A New Study Shows the “Bathroom Bill” Hysteria Is Unfounded
It found no link between transgender protections and crime in Massachusetts.
If you’re the kind of person who is passionately opposed to the state’s 2016 transgender accommodations law, sometimes called a “bathroom bill,” what you really need to believe is that giving trans people access to the restrooms and locker rooms of their choosing is a threat to public safety. Think of the children, say groups who oppose the anti-discrimination law, like one called Keep MA Safe, who urge you in TV commercials to imagine your daughter, gasp, sharing a restroom with a trans woman.
But a new report from the Williams Institute at UCLA School of Law has found that just isn’t the case. Researchers in the peer-reviewed study pored over police records in Massachusetts communities, comparing those that had “bathroom bill” transgender protections on the books in the two years before the law passed with those that didn’t, and found no link between anti-discrimination rules and the bathroom-related crimes that we we’ve been warned about.
“Opponents of public accommodations laws that include gender identity protections often claim that the laws leave women and children vulnerable to attack in public restrooms,” study author Amira Hasenbush says in a statement. “But this study provides evidence that these incidents are rare and unrelated to the laws.”
“That’s right: Ensuring dignity and respect for our #transgender neighbors in #Massachusetts is NOT a threat to public safety,” Freedom Massachusetts, the group that pushed for the law and is now working to defend it from repeal, wrote in a tweet Wednesday.
And as has been pointed out again and again at this point, it is still illegal to spy on someone in a bathroom, or assault them. In the unlikely event that someone feigns a transgender identity to gain access to a women’s bathroom, and then commits some other crime while inside, they can still be prosecuted for doing so. Is that really all that hard to understand?

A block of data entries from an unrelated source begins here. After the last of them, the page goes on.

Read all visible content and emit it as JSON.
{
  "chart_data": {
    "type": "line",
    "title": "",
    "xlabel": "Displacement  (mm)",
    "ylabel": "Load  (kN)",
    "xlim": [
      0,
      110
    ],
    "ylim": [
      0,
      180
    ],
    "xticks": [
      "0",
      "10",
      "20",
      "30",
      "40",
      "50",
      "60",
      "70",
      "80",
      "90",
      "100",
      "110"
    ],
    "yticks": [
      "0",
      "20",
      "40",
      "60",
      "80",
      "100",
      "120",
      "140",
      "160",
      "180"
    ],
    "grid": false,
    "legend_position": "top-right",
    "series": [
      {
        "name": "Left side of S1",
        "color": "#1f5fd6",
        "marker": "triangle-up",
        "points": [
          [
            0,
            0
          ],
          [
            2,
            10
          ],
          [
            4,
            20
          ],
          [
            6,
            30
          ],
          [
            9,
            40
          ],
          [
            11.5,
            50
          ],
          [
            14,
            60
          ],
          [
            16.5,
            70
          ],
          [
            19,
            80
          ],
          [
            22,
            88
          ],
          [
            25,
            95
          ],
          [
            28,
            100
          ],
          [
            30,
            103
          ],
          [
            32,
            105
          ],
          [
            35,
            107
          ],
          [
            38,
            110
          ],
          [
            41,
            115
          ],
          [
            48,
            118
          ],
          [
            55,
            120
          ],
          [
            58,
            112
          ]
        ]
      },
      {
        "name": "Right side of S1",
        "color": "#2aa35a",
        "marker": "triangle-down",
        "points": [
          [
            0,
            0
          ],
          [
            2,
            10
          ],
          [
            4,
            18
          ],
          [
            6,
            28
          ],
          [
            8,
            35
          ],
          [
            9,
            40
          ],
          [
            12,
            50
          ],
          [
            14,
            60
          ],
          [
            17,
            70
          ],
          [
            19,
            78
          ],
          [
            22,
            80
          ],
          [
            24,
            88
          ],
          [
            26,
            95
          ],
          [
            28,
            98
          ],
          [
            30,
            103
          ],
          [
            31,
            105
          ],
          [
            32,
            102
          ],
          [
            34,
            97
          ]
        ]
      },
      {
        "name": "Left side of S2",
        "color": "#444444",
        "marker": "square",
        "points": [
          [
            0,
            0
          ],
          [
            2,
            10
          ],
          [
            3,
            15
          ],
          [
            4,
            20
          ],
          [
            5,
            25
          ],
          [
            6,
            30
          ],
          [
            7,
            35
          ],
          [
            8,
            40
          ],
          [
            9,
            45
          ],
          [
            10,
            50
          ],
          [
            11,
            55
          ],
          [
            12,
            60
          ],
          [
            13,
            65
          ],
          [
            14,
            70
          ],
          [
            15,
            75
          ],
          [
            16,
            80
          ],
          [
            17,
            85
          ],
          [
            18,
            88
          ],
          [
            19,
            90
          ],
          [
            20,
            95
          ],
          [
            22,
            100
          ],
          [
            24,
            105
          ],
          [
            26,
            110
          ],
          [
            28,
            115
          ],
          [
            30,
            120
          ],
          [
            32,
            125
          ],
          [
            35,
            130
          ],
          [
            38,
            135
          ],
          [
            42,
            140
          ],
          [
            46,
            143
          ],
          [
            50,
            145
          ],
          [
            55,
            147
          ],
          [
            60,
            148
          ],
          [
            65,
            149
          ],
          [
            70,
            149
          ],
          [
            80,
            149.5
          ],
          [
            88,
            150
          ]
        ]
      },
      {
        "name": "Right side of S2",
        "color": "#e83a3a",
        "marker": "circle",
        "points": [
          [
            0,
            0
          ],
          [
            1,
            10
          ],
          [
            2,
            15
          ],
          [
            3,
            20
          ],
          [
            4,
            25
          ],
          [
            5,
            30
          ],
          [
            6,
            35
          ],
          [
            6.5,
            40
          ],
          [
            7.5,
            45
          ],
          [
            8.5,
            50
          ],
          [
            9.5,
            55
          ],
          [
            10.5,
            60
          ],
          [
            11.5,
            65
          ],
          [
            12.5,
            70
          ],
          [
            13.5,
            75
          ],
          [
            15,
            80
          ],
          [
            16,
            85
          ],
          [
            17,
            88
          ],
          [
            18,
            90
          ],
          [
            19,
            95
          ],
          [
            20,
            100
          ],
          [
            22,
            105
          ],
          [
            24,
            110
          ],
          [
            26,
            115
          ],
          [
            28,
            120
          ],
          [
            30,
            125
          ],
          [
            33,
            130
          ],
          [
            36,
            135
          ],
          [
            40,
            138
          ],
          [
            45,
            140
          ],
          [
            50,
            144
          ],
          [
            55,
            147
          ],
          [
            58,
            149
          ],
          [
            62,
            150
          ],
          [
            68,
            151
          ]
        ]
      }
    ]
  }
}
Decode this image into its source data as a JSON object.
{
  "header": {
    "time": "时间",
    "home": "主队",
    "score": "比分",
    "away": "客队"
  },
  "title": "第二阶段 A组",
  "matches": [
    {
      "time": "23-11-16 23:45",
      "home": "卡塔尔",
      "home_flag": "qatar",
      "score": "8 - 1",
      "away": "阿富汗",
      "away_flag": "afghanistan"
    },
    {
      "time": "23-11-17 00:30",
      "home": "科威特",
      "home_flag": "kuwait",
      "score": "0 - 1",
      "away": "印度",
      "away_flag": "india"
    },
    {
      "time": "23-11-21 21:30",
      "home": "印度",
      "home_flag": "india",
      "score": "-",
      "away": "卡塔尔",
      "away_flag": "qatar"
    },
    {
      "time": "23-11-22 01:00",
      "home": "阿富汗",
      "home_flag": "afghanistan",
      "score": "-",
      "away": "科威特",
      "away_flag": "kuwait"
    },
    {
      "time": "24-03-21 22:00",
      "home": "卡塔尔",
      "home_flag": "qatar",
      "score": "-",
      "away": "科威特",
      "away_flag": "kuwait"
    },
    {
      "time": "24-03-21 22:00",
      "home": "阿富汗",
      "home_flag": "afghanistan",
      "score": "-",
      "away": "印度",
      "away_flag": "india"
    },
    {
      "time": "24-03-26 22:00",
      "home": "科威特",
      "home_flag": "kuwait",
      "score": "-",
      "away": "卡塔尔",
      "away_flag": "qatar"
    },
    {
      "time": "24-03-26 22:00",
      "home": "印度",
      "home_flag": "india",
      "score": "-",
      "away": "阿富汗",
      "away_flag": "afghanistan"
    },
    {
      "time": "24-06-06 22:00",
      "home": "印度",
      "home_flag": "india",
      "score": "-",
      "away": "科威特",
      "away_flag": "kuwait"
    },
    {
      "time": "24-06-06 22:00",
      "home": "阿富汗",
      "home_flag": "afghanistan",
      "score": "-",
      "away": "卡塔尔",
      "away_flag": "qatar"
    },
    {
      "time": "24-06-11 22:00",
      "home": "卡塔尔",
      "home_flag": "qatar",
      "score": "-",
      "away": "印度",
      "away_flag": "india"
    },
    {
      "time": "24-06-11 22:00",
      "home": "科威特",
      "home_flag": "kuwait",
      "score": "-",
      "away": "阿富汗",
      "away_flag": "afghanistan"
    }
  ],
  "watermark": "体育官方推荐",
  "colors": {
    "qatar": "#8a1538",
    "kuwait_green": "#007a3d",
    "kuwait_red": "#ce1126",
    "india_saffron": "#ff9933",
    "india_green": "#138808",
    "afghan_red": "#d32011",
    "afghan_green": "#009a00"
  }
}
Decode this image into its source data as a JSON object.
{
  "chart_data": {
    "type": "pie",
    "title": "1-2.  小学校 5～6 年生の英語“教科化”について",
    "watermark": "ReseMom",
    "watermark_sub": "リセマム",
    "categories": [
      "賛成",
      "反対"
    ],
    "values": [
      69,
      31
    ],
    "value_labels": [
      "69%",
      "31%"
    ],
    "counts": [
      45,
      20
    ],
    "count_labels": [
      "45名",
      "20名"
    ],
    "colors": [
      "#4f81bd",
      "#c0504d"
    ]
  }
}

“Research has shown that transgender people are frequently denied access, verbally harassed or physically assaulted while trying to use public restrooms,” says Jody L. Herman, another of the study’s authors, also in a statement. “This study should provide some assurance that these types of public accommodations laws provide necessary protections for transgender people and maintain safety and privacy for everyone.”
All of this is important because a ballot question will give Massachusetts voters the chance to repeal the public accommodations law—sometimes called a “bathroom bill”—in November, the first time in the nation such a question has been put to voters statewide. It could be close. Polling has suggested voters are in favor of keeping the law in place, but not by a large margin. Fundraising data shows the pro-trans rights side is much better funded than the opposition: The campaign has about $1 million on hand, according to the State House News Service, while opponents have about $26,000. Expect to see more misguided fear-inducing ads as election day approaches, though.
“Historically, anti-transgender activists wait as long as possible before last-minute funds are provided to pay for misleading TV ads meant to scare voters,” Yes on 3 campaign co-chair Kasey Suffredini tells the News Service. “We must be fully resources [sic] to promote the truth about what this law really does until the very last votes are cast.”